And, if you want to spend more, there are trophy killing vacations elsewhere.
For wealthy Chinese travelers who believe they’ve seen everything on their travels, it appears that the world outside China has some places they haven’t seen—places that allow patrons to handle weapons of all sorts and to engage in hunting expeditions that enable them to shoot and kill live prey.
Sixth Tone, an esoteric website* that publishes in-depth articles on a wide range of subjects about China, recently introduced its readers to a new subset of Chinese travelers looking for new experiences who have found one that features visits to U.S. sites that enable them to do something they would not be allowed to do in China—handle and shoot firearms. (For the complete article, visit: http://www.sixthtone.com/news/1002071/the-gun-loving-chinese-tourists-hunting-for-new-thrills. But be advised: the article contains some photos of animal carcasses that some might find disturbing.)
The focus is first on a young tour company, Joy One World (INBOUND was unable to find its website or any source material in English) that was founded in 2016 by Ge Lu, a 31-year-old entrepreneur who had been fascinated by guns growing up—seeing them being used in movies and in video games—and who eventually made her way to destinations worldwide in which she would visit shooting ranges.

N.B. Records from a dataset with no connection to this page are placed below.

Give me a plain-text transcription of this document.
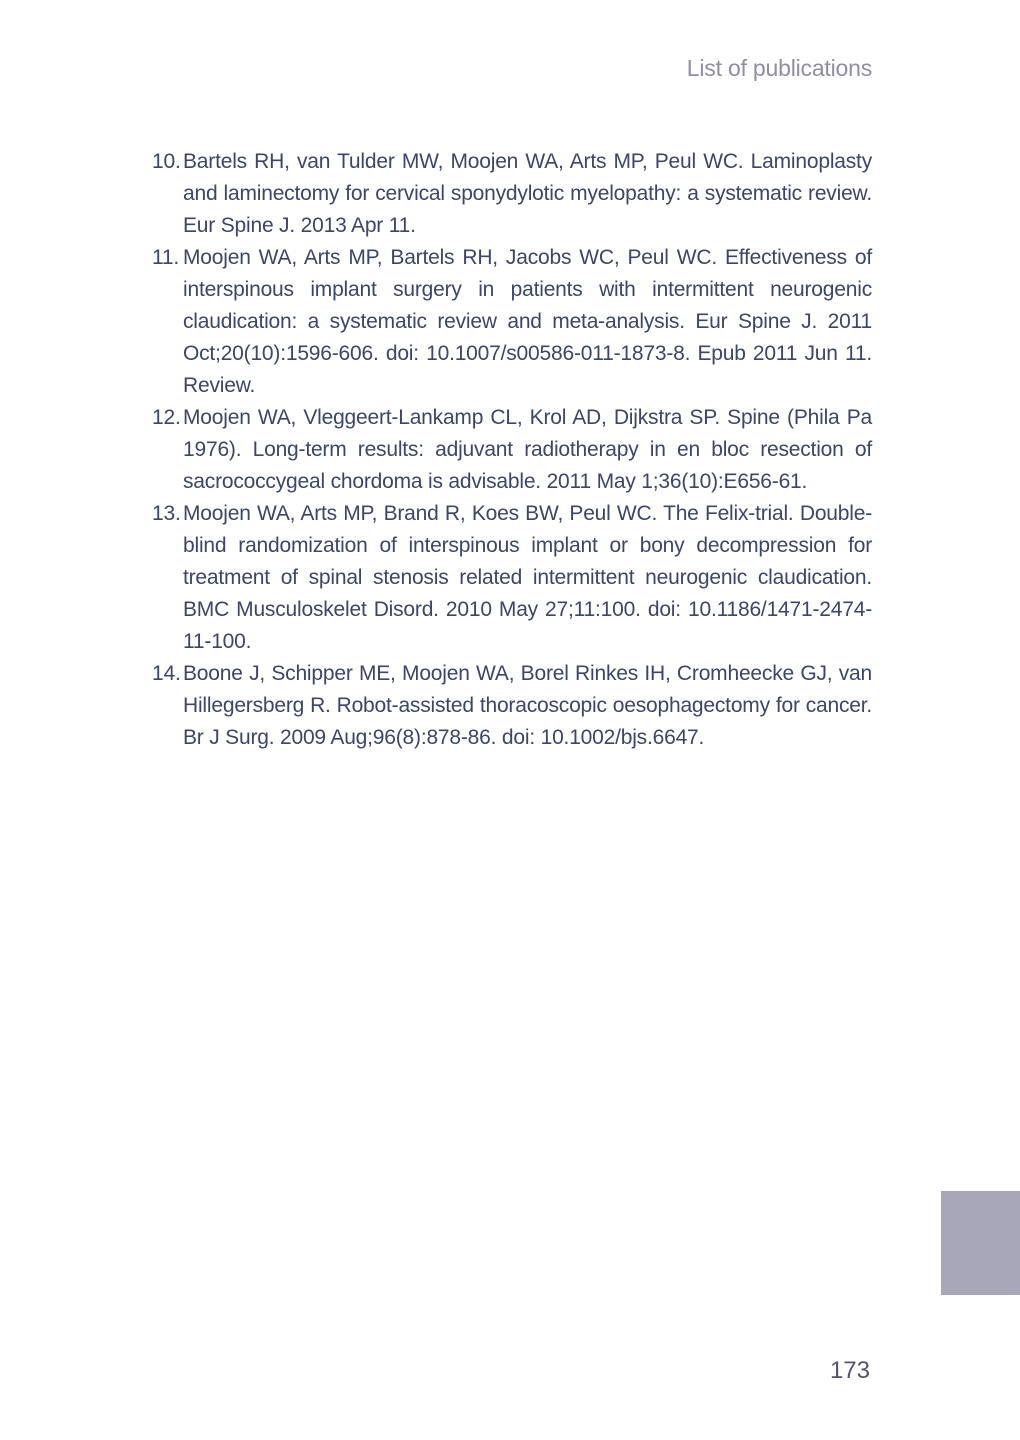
List of publications
10. Bartels RH, van Tulder MW, Moojen WA, Arts MP, Peul WC. Laminoplasty and laminectomy for cervical sponydylotic myelopathy: a systematic review. Eur Spine J. 2013 Apr 11.
11. Moojen WA, Arts MP, Bartels RH, Jacobs WC, Peul WC. Effectiveness of interspinous implant surgery in patients with intermittent neurogenic claudication: a systematic review and meta-analysis. Eur Spine J. 2011 Oct;20(10):1596-606. doi: 10.1007/s00586-011-1873-8. Epub 2011 Jun 11. Review.
12. Moojen WA, Vleggeert-Lankamp CL, Krol AD, Dijkstra SP. Spine (Phila Pa 1976). Long-term results: adjuvant radiotherapy in en bloc resection of sacrococcygeal chordoma is advisable. 2011 May 1;36(10):E656-61.
13. Moojen WA, Arts MP, Brand R, Koes BW, Peul WC. The Felix-trial. Double-blind randomization of interspinous implant or bony decompression for treatment of spinal stenosis related intermittent neurogenic claudication. BMC Musculoskelet Disord. 2010 May 27;11:100. doi: 10.1186/1471-2474-11-100.
14. Boone J, Schipper ME, Moojen WA, Borel Rinkes IH, Cromheecke GJ, van Hillegersberg R. Robot-assisted thoracoscopic oesophagectomy for cancer. Br J Surg. 2009 Aug;96(8):878-86. doi: 10.1002/bjs.6647.
173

Then she visited Texas and found a place where she could hunt wild boar. Fast forward the story to the present, after Ge, with the cooperation of an unidentified tour operator in Texas, started her tour company, Joy One World, which offers hunting trips and gun experiences to Chinese travelers in cooperation with a U.S.-based tour company. An 11-day tour package, including gun practice and both night and helicopter hunting, costs a guest $20,000.
The type of patron who purchases such a tour varies, but the profile seems to be a well-to-do 35-to-50-year-old male who has done everything and is looking for a new experience. Since handling a gun and shooting prey is something almost no one in China does, the “lock-and-load” itinerary seems to satisfy the yearning of such travelers.
But There Are Other Destinations, too: For those who can bear the discomfiture, the Sixth Tone article describes hunting forays by other wealthy Chinese which feature a photo of a hunter and his polar bear carcass and another of the male hunter with a dead giraffe, whose head and neck are draped over his shoulder. It all makes for some pretty bracing reading, as well as a window into a market sub-segment that we were not aware of until we saw the Sixth Tone article.
* Sixth Tone (www.sixthtone.com) is a Shanghai-based news site that describes itself thus: “There are five tones in Mandarin Chinese. When it comes to coverage of China, Sixth Tone believes there is room for other voices that go beyond buzzwords and headlines to tell the uncommon stories of common people. Through fresh takes on trending topics, in-depth features, and illuminating contributions, Sixth Tone covers issues from the perspectives of those most intimately involved to highlight the nuances and complexities of today’s China. We are a team of writers, editors, and researchers from within China and abroad. We belong to Shanghai United Media Group, and share our offices with our sister publication, The Paper.”